I think that interpretable models are incredibly important, especially for sensitive applications like detecting psychological properties of an author, and I try to draw on domain-specific knowledge and interdisciplinary work.

my publications

2024

In submission!

2023

Nicholas Deas, Jessica Grieser, Shana Kleiner, Desmond Patton, Elsbeth Turcan, and Kathleen McKeown. Evaluation of African American Language Bias in Natural Language Generation. Proceedings of the 2023 Conference on Empirical Methods in Natural Language Processing. [pdf]

2022

Elsbeth Turcan, David Wan, Faisal Ladhak, Petra Galuscakova, Sukanta Sen, Svetlana Tchistiakova, Weijia Xu, Marine Carpuat, Kenneth Heafield, Douglas Oard, and Kathleen McKeown. Constrained Regeneration for Cross-Lingual Query-Focused Extractive Summarization. Proceedings of the 29th International Conference on Computational Linguistics. [pdf]

2021

Elsbeth Turcan, Shuai Wang, Rishita Anubhai, Kasturi Bhattacharjee, Yaser Al-Onaizan, and Smaranda Muresan. Multi-Task Learning and Adapted Knowledge Models for Emotion-Cause Extraction. Findings of the Association for Computational Linguistics: ACL-IJCNLP 2021. [pdf]

Elsbeth Turcan, Smaranda Muresan, and Kathleen McKeown. Emotion-Infused Models for Explainable Psychological Stress Detection. Proceedings of the 2021 Conference of the North American Chapter of the Association for Computational Linguistics: Human Language Technologies. [pdf]

David Wan, Chris Kedzie, Faisal Ladhak, Elsbeth Turcan, Petra Galuscakova, Elena Zotkina, Zhengping Jiang, Peter Bell, and Kathleen McKeown. Segmenting Subtitles for Correcting ASR Segmentation Errors. Proceedings of the 16th Conference of the European Chapter of the Association for Computational Linguistics. [pdf]

2020

David Wan, Zhengping Jiang, Chris Kedzie, Elsbeth Turcan, Peter Bell, and Kathleen McKeown. Subtitles to Segmentation: Improving Low-Resource Speech-to-Text Translation Pipelines.

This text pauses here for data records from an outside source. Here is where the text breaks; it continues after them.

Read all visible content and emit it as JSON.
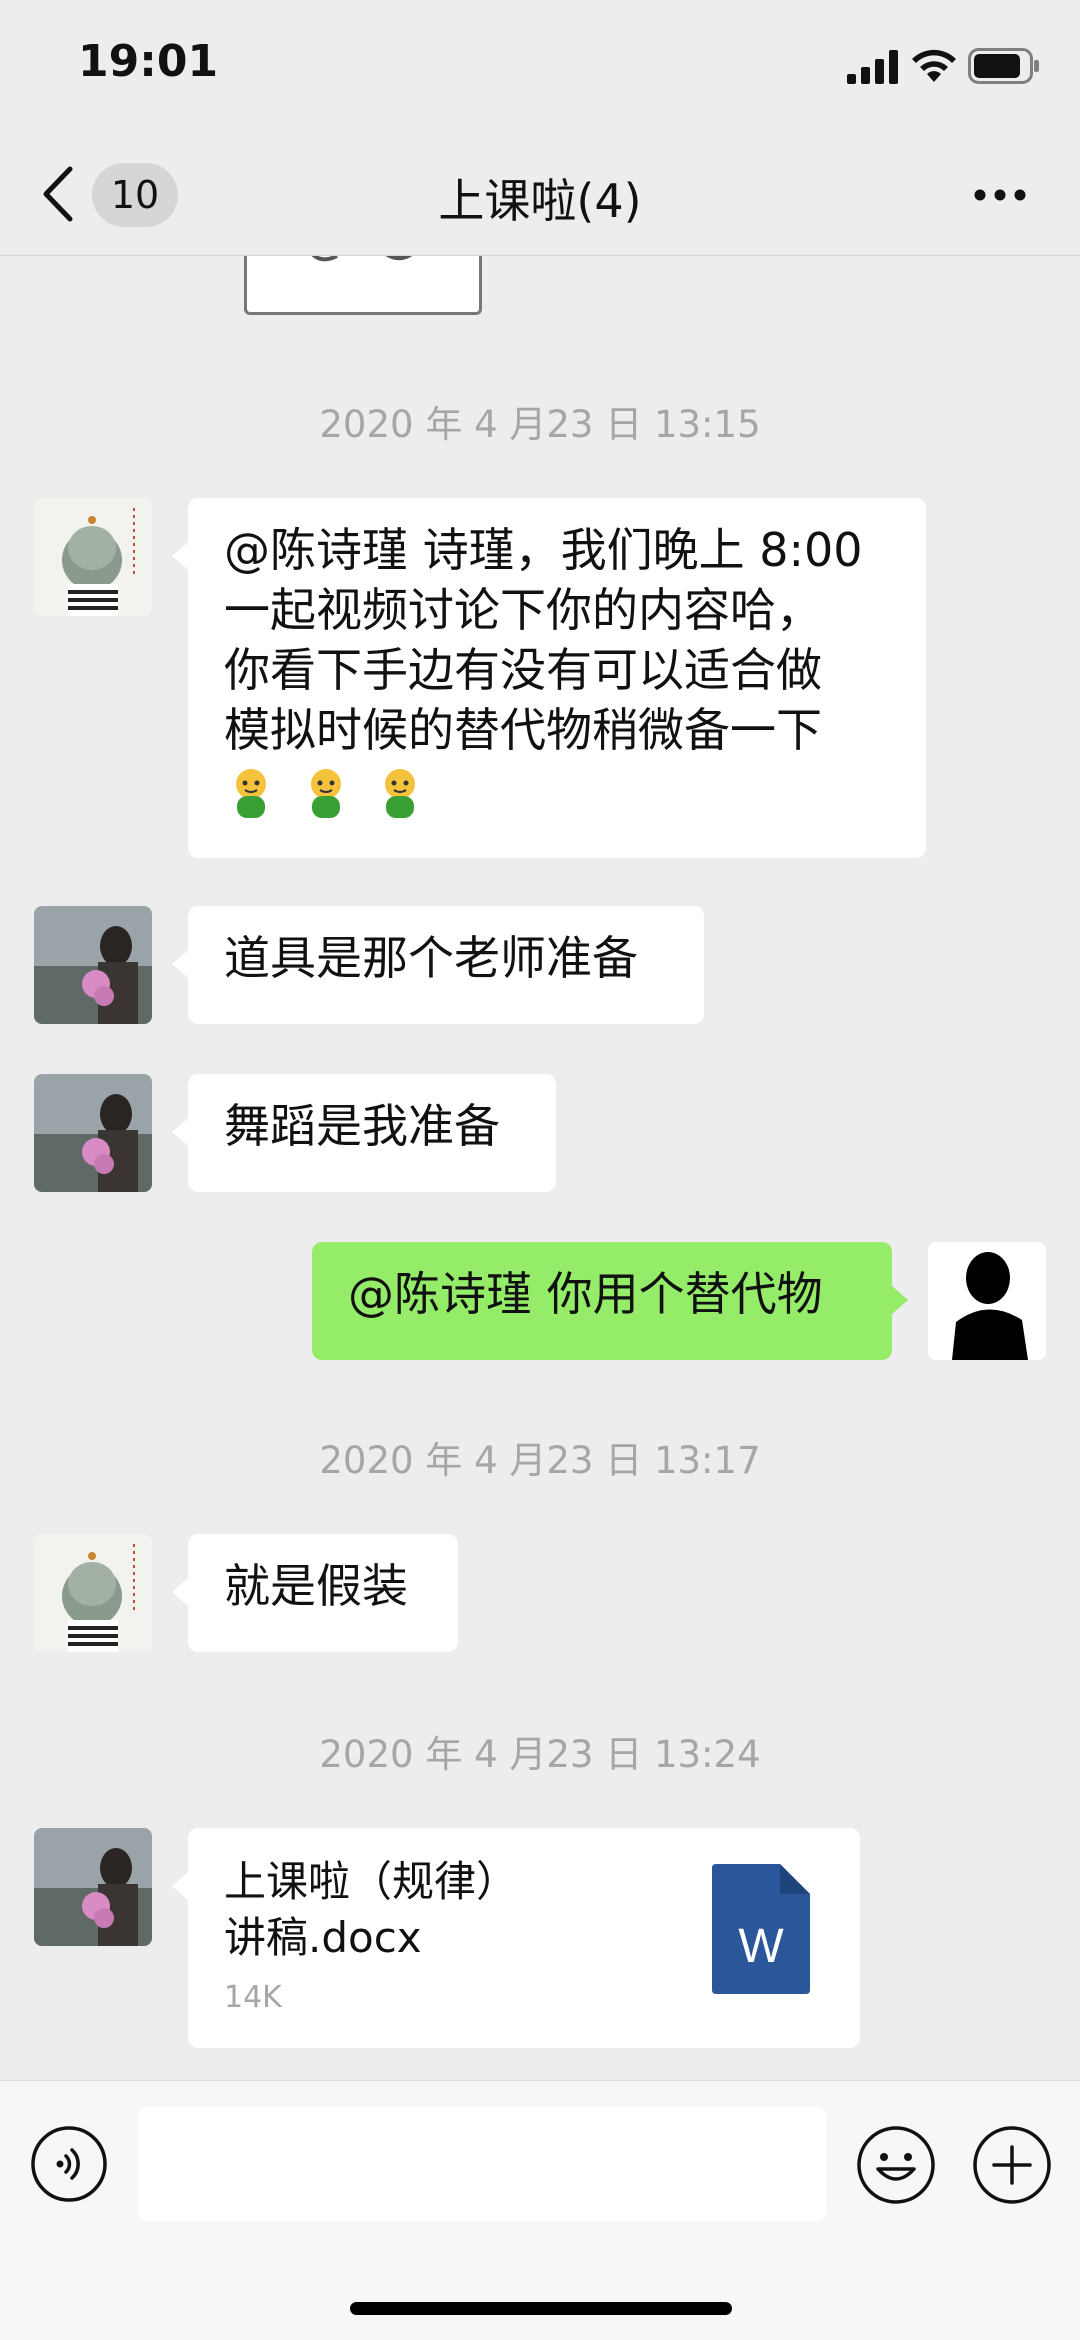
{
  "status_bar": {
    "time": "19:01"
  },
  "nav": {
    "unread_count": "10",
    "title": "上课啦(4)"
  },
  "messages": {
    "ts1": "2020 年 4 月23 日 13:15",
    "m1": {
      "line1": "@陈诗瑾 诗瑾，我们晚上 8:00",
      "line2": "一起视频讨论下你的内容哈，",
      "line3": "你看下手边有没有可以适合做",
      "line4": "模拟时候的替代物稍微备一下"
    },
    "m2": "道具是那个老师准备",
    "m3": "舞蹈是我准备",
    "m4": "@陈诗瑾 你用个替代物",
    "ts2": "2020 年 4 月23 日 13:17",
    "m5": "就是假装",
    "ts3": "2020 年 4 月23 日 13:24",
    "file": {
      "name_line1": "上课啦（规律）",
      "name_line2": "讲稿.docx",
      "size": "14K",
      "icon_letter": "W"
    }
  },
  "icons": [
    "back-icon",
    "more-icon",
    "voice-icon",
    "emoji-icon",
    "plus-icon",
    "word-file-icon"
  ],
  "colors": {
    "bg": "#ededed",
    "my_bubble": "#95ec69",
    "word_blue": "#2b579a"
  }
}
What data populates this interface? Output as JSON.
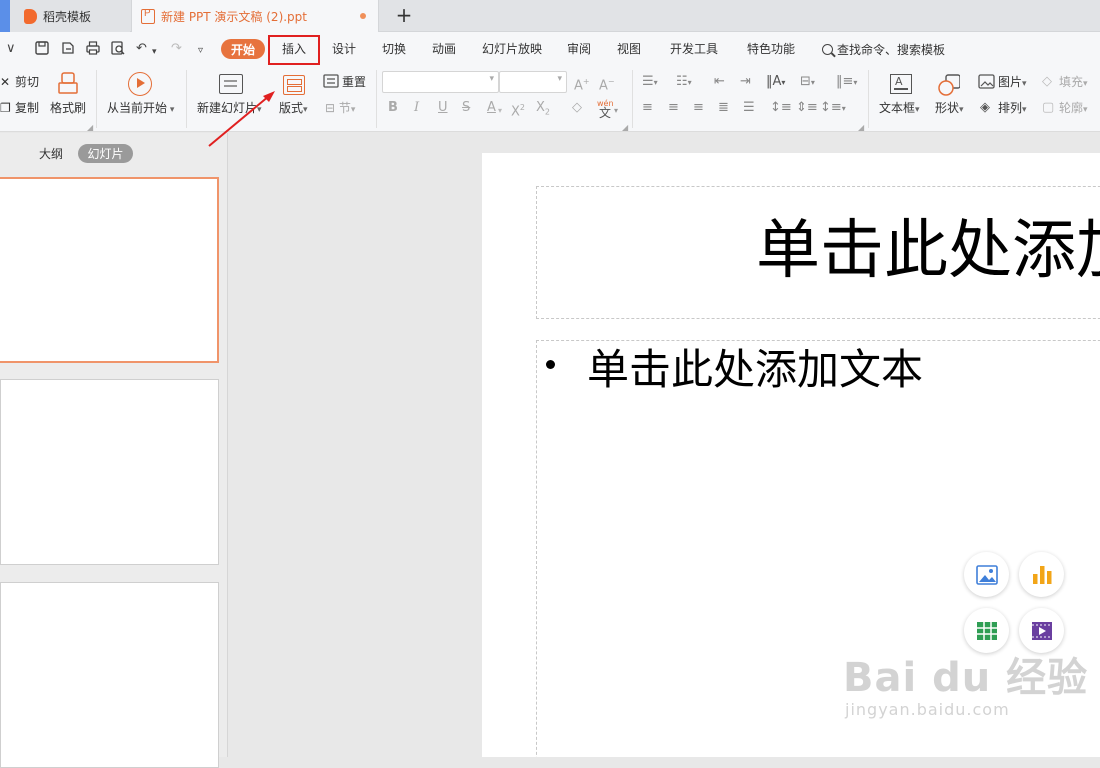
{
  "tabs": [
    {
      "label": "稻壳模板",
      "icon": "daoke-logo-icon"
    },
    {
      "label": "新建 PPT 演示文稿 (2).ppt",
      "icon": "ppt-file-icon",
      "active": true,
      "unsaved": true
    }
  ],
  "menu": {
    "items": [
      "开始",
      "插入",
      "设计",
      "切换",
      "动画",
      "幻灯片放映",
      "审阅",
      "视图",
      "开发工具",
      "特色功能"
    ],
    "active": "开始",
    "highlighted": "插入",
    "search_label": "查找命令、搜索模板"
  },
  "ribbon": {
    "cut": "剪切",
    "copy": "复制",
    "format_painter": "格式刷",
    "play_from_current": "从当前开始",
    "new_slide": "新建幻灯片",
    "layout": "版式",
    "reset": "重置",
    "section": "节",
    "textbox": "文本框",
    "shape": "形状",
    "picture": "图片",
    "arrange": "排列",
    "fill": "填充",
    "outline": "轮廓",
    "pinyin": "wén"
  },
  "left_panel": {
    "tab_outline": "大纲",
    "tab_slides": "幻灯片"
  },
  "slide": {
    "title_placeholder": "单击此处添加标题",
    "body_placeholder": "单击此处添加文本"
  },
  "watermark": {
    "main": "Bai du 经验",
    "sub": "jingyan.baidu.com"
  },
  "colors": {
    "accent": "#e7733e",
    "highlight_box": "#e02020",
    "arrow": "#e02020"
  }
}
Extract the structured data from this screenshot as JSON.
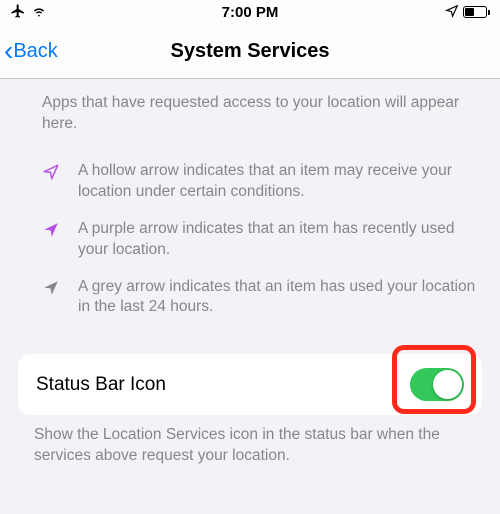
{
  "status": {
    "time": "7:00 PM"
  },
  "nav": {
    "back": "Back",
    "title": "System Services"
  },
  "intro": "Apps that have requested access to your location will appear here.",
  "legend": {
    "hollow": "A hollow arrow indicates that an item may receive your location under certain conditions.",
    "purple": "A purple arrow indicates that an item has recently used your location.",
    "grey": "A grey arrow indicates that an item has used your location in the last 24 hours."
  },
  "row": {
    "label": "Status Bar Icon"
  },
  "footer": "Show the Location Services icon in the status bar when the services above request your location.",
  "colors": {
    "purple": "#b550e6",
    "grey": "#86868b",
    "green": "#34c759"
  }
}
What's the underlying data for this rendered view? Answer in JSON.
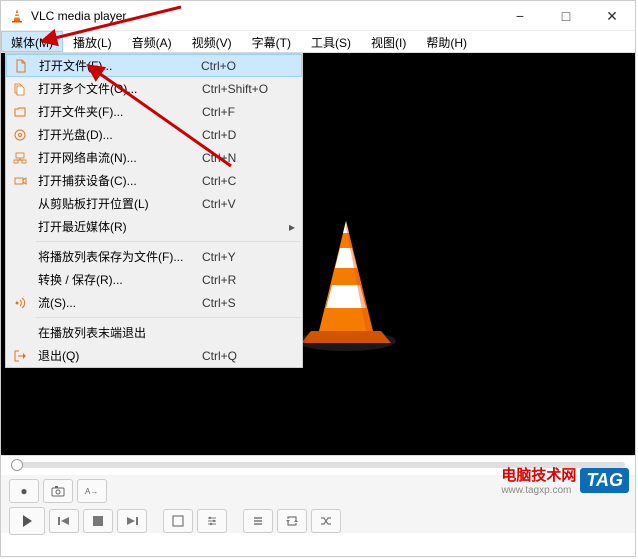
{
  "titlebar": {
    "title": "VLC media player"
  },
  "window_controls": {
    "min": "−",
    "max": "□",
    "close": "✕"
  },
  "menubar": [
    {
      "label": "媒体(M)",
      "active": true
    },
    {
      "label": "播放(L)"
    },
    {
      "label": "音频(A)"
    },
    {
      "label": "视频(V)"
    },
    {
      "label": "字幕(T)"
    },
    {
      "label": "工具(S)"
    },
    {
      "label": "视图(I)"
    },
    {
      "label": "帮助(H)"
    }
  ],
  "dropdown": [
    {
      "icon": "file",
      "label": "打开文件(F)...",
      "shortcut": "Ctrl+O",
      "highlighted": true
    },
    {
      "icon": "files",
      "label": "打开多个文件(O)...",
      "shortcut": "Ctrl+Shift+O"
    },
    {
      "icon": "folder",
      "label": "打开文件夹(F)...",
      "shortcut": "Ctrl+F"
    },
    {
      "icon": "disc",
      "label": "打开光盘(D)...",
      "shortcut": "Ctrl+D"
    },
    {
      "icon": "network",
      "label": "打开网络串流(N)...",
      "shortcut": "Ctrl+N"
    },
    {
      "icon": "capture",
      "label": "打开捕获设备(C)...",
      "shortcut": "Ctrl+C"
    },
    {
      "icon": "",
      "label": "从剪贴板打开位置(L)",
      "shortcut": "Ctrl+V"
    },
    {
      "icon": "",
      "label": "打开最近媒体(R)",
      "shortcut": "",
      "submenu": true
    },
    {
      "sep": true
    },
    {
      "icon": "",
      "label": "将播放列表保存为文件(F)...",
      "shortcut": "Ctrl+Y"
    },
    {
      "icon": "",
      "label": "转换 / 保存(R)...",
      "shortcut": "Ctrl+R"
    },
    {
      "icon": "stream",
      "label": "流(S)...",
      "shortcut": "Ctrl+S"
    },
    {
      "sep": true
    },
    {
      "icon": "",
      "label": "在播放列表末端退出",
      "shortcut": ""
    },
    {
      "icon": "exit",
      "label": "退出(Q)",
      "shortcut": "Ctrl+Q"
    }
  ],
  "watermark": {
    "line1": "电脑技术网",
    "line2": "www.tagxp.com",
    "tag": "TAG"
  }
}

Proceedings of the Cross-Language Search and Summarization of Text and Speech Workshop. 2020. [pdf]

2019

Elsbeth Turcan and Kathleen McKeown. Dreaddit: A Reddit Dataset for Stress Analysis in Social Media. Proceedings of the Tenth International Workshop on Health Text Mining and Information Analysis. 2019. [pdf] [data]

slide decks

Slides from my February 2019 candidacy exam on emotion detection, and the fusion of NLP and psychology, can be found here.

fun facts

Please look at the cat-shaped goblin creature who lives in my apartment. His name is Pippin and he is a very, very handsome boy. I must show him off, almost pathologically, to everyone who will look.

Yes, my name is ELSBETH, not ELIZABETH. It's a German/Scottish variant. (I am in fact of both German and Scottish descent, so that works out.)